Experimental Study and Analysis of Sub-Micron Scale Air Gap Breakdown

In order to study the mechanism of submicron-scale air gap discharge, the gas discharge experiment with electrode gap of 0.3–10 um was carried out by using nano-positioning system under atmospheric pressure. The breakdown voltages of stainless steel, brass, copper, and aluminum electrodes were measured. The experimental results are obviously deviated from the Paschen curve, and the Paschen curve cannot explain the air gap breakdown voltage. It is found that in the range of 0.3–5 um, the material work function significantly affects the air gap breakdown voltage, and it is not obvious in the range of 5–10 um.

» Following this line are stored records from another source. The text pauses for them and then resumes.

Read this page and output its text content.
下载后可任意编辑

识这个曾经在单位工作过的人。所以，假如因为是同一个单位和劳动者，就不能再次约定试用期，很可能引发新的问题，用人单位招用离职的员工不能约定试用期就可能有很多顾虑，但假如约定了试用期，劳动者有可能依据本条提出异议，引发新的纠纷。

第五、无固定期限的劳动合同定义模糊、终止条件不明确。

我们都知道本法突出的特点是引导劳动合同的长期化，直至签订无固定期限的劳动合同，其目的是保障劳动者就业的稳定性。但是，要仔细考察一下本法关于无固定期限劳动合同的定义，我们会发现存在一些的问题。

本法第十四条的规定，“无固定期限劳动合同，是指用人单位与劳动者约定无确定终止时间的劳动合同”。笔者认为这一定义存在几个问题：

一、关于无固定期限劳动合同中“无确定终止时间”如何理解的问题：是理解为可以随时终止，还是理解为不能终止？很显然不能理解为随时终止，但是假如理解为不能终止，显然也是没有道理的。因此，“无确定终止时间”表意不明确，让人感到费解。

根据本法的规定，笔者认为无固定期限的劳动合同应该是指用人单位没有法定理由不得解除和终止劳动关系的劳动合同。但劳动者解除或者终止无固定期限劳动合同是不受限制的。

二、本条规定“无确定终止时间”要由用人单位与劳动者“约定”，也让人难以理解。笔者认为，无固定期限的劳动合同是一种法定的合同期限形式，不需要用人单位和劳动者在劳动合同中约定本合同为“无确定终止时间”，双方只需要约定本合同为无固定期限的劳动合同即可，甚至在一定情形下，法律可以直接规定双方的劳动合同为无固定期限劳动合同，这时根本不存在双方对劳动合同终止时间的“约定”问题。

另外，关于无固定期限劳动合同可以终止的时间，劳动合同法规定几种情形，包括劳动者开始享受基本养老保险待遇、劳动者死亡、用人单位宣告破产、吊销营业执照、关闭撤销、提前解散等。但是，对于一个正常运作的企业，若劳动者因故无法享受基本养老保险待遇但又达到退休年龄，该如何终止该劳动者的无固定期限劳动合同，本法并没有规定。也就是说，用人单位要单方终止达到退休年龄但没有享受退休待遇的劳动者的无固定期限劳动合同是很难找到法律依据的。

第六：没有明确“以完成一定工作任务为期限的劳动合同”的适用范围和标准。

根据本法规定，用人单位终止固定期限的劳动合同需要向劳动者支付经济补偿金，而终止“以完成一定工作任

By studying the breakdown field strength, current density and F–N theory, it is found that when the electrode gap is 0.3–5 um, the field emission is dominant, resulting in the breakdown voltage deviating from the Paschen curve. In addition, the breakdown voltages under different discharge mechanisms are numerically calculated, and the numerical results are compared with the experimental results. The results show that only field emission needs to be considered at the gap of 0.3–2 um, and other discharge mechanisms can be ignored. Through the research of this paper, it provides a basis for the in-depth study of sub-micron electrical breakdown and the design of microelectronic devices.